そっとあったネタバレの話



「良く分からないんだけど、今のどういう意味のやり取りよ?」

「ああ。ほら、ドデカ白ニンジンってありますよね? ダイコンなんですが」

「うん? ああ。うん。ドデカ白ニンジンね」


 そう。ドデカ白ニンジン。正式名称、ダイコンである。



 ……先日――といってもツーシさんたちが来るちょっと前だが、俺は八百屋でドデカ白ニンジンを見たのだ。


『おーい、納品にきたよ』

『ああ。ちょっとまってくれ、すぐそっちいくから……はい、まいどっ、ダイコン一箱ね!』

『え? ダイコン? ドデカ白ニンジンじゃなくて?』

『どでかしろ……? 何言ってんだ。ダイコンだろダイコン』

『え?』

『あ?』


 はい。そりゃ八百屋があるなら野菜を見るし名前を言う機会もあるよね。

 そんなわけでナミミ様が俺を騙して野菜の名前に悉くニンジンを付けて教えてくれていたことが発覚。それで『やっぱりダイコンじゃん!』と思ったとたん、ダイコンを召喚できなくなってしまったのだ。そう、ニンニクの時と同じように。


 で、その後ナミミ様にその話をしたところ、


『あー。でも召喚できてたならもうニンジンでいいのでは? 何か不都合が?』

『たしかに』

『今はそんなことより、ちゅっ、身体の検証の方が大事ですよね?』

『それもそう』

『一応言っておきますと、あむ。うちの方言みたいですね。ぺろぺろ……美味し。やっぱり薬指ですね……』

『なるほどなー』


 と、その後やっぱりダイコンをドデカ白ニンジンとして召喚できるようになったのだ。

 ……

 ある意味頭ぴょんぴょんしてて良かったと言うべきか……?


「ってことがあったんですよサナチ様」

「……お、おう? そうなのね? 認識がスキルに影響する、なんて、初めて聞いたわ」

「コガネさんのスキルは特別なんですよ、サナチ」


 ……うん。

 何が言いたいかというと。


「俺がナミに騙されても、誰にも何の不都合はないんですよ。俺含めてね」


 そして認識がスキルに影響してるので、騙してくれた方が上手く行く。

 きっと俺のスキルの成長方向も、ナミミ様の言う通り伸びるだろう、と思ってた方がそう伸びるに違いないのだ。

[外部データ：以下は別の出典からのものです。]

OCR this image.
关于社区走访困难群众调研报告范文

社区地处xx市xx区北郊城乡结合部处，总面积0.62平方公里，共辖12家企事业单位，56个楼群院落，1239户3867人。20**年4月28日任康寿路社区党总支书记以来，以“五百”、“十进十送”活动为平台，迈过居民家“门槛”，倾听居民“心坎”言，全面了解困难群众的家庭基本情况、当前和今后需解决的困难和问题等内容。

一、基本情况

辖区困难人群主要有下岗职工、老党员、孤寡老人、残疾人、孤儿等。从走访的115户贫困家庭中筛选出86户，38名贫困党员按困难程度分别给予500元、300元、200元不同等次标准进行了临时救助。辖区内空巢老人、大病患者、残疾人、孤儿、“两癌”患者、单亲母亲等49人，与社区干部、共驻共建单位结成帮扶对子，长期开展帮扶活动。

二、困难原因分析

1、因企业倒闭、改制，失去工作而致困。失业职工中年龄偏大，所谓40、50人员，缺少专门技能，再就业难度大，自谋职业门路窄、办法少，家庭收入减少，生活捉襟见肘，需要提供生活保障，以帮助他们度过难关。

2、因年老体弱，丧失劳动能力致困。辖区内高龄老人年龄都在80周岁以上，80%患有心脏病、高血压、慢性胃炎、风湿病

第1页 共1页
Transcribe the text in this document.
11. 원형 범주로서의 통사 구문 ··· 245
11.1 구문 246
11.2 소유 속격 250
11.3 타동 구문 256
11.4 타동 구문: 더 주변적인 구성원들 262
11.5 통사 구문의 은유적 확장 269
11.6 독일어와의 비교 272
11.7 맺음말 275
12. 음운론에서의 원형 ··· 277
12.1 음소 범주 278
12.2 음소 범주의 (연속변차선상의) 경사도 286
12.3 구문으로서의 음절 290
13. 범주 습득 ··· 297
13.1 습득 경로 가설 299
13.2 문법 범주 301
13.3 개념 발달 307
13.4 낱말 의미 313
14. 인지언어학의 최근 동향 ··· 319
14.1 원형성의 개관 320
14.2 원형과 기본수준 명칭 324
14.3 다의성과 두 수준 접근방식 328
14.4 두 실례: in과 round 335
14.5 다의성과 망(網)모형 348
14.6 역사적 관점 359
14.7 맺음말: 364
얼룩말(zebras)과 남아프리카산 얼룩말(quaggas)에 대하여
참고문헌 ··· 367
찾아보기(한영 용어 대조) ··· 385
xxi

「……まぁ私としても次の満月でちゃんとみんなで帰れるならそれでいいわね」

「サナチ、もう1か月この生活を続けたいと思ったりしませんか?」

「ナミミ? ちゃんと帰るのよ? 多分一度でも躊躇したら二度とムーンフォールに戻れないわ。もう1ヶ月、もう1ヶ月が延々と続くのよ」

「それはそれで幸せなので良いと思いま――」

「ナミミ様ー? ママのお仕事はヒモでよろしかったですかー?」

「――ちゃんと帰りますって。わかってますよツーシ……」


 ナミミ様はちょっと渋りながらもそう言った。


「というか、早く帰ってバニーに戻らないと大変ですよ」

「? 何がですか?」

「いえ、バニーガールなら出産が楽なんですが、ヒバニンは出産も命懸けじゃないですか。下手をすれば死ぬそうですよ? つわり? とかいうのもあるらしいです。生理を自分の意志で止められられないそうですし」

「……ムーンフォールに帰る理由が一つできましたね」


 なにそれバニーガールは生理を自分の意志でコントロールできて、妊娠もつわりがなくて、出産もイージーなの?